How in the hell can I be expected to come up with something clever if I cannot sleep on it? If I cannot write out a few variations of my possible responses to see what works the best? Oral communications in general could only be imprecise and embarrassing and I wanted no part of them.
|(Scientifically accurate diagram,|
stolen from here.)
Speaking of imprecise and embarrassing, I wasn’t too sure about the whole sex thing, either.
But Doctor Belloq said, “Sleep with me,” and it seemed like I had to reply with something. I took a deep breath and I opened my mouth to speak and I was probably as curious as she was about what words were going to come out.
I opened my mouth to speak but before I made a single sound, Doctor Belloq started talking again, and this time she said, “Are your blogs true?”
Damn it, this woman asked hard questions!
How could I respond to that in a way that was funny and profound and sexy and cool? Burroughs would have said the blogs were all true. Hemingway would have said the blogs were all lies. Any answer in between was just boring.
“I don’t know,” I said. “I just write them.”
Doctor Belloq shrugged off my answer. She reached down into a teetering pile of my written words. Down past the Crayola comic book drawings of my elementary school years. Over from the mopey song lyrics of my time in junior high. Behind the optimistic notebooks of “Words I Want to Use in My Writing” from my college days.
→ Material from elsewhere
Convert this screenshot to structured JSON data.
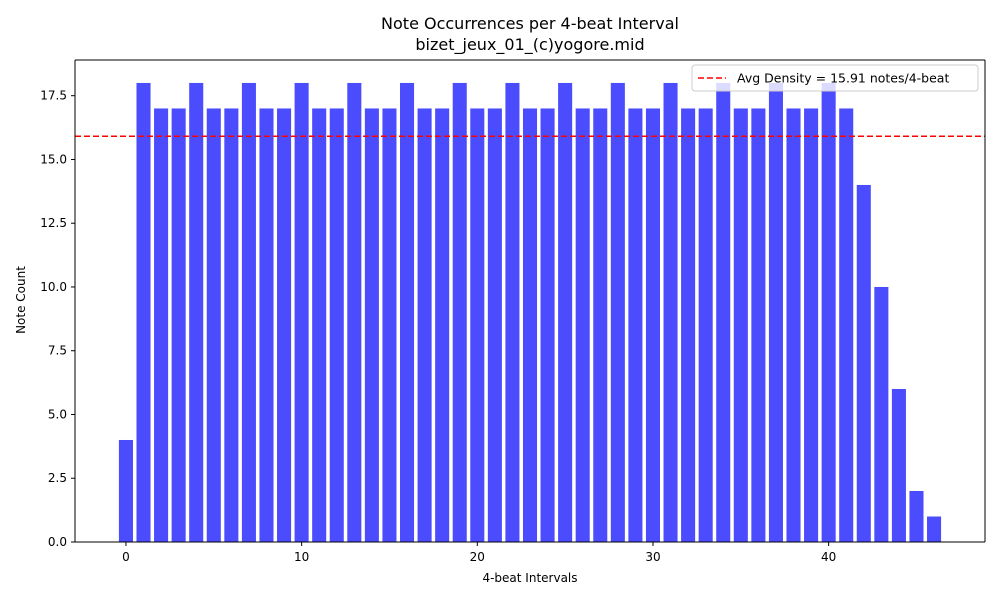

She said, “What about this one?” as she handed me the “Plant Life (Parts 1-3)” blog posts from just last month.
I looked at them, I found a typo, and I set them back down. Doctor Belloq had read my “Plant Life (Parts 1-3)” posts, and while that was sort of scary, it wasn’t the scary part I warned you about.
“That one’s mostly true,” I said.
Doctor Belloq had a gleam in her eye now. I had never seen that gleam before. She was excited. She said, “But you were MUCH more scared of the big old grumpy tree than you admitted there, weren’t you?”
I considered this. “Yes,” I said.
Doctor Belloq leaped up and started pacing. “You were scared because the big old grumpy tree wrapped its roots around you and was squeezing you, idn’t that right?”
I considered this. “Uh huh,” I said.
She got right up in my face and she started pointing at me. “And you weren’t sitting Indian style like you said. You were lying on your back, weren’t you?”
I considered this, too. “Yup,” I said.
Her hands were shaking now, flapping around like the wings of some epileptic bat. More blog posts got yanked out the pile. “And you’ve been scared of the dark your whole life and that’s why you knock yourself out with wine and Benadryl every single night!”
I considered this. “You missed your calling, Sherlock.”
Doctor Belloq spread her arms out and sort of danced around in front of me. For a moment or two, I got concerned something was wrong, but her breasts bobbed up and down in a really wonderful way with every hop, so I let it go. Whatever was happening here, events definitely appeared to be coming to a head.
She shouted, “Let me spend the night with you, Katy! I want to see this. I figured out why you have been scared to fall asleep your whole life!”
I considered this. Doctor Belloq had not been using “Sleep with me” as a euphemism for “Commit physical abominations with me,” after all.
I had not seen that one coming.
Vonnegut and Bukowski had left me ill-prepared for a woman like this.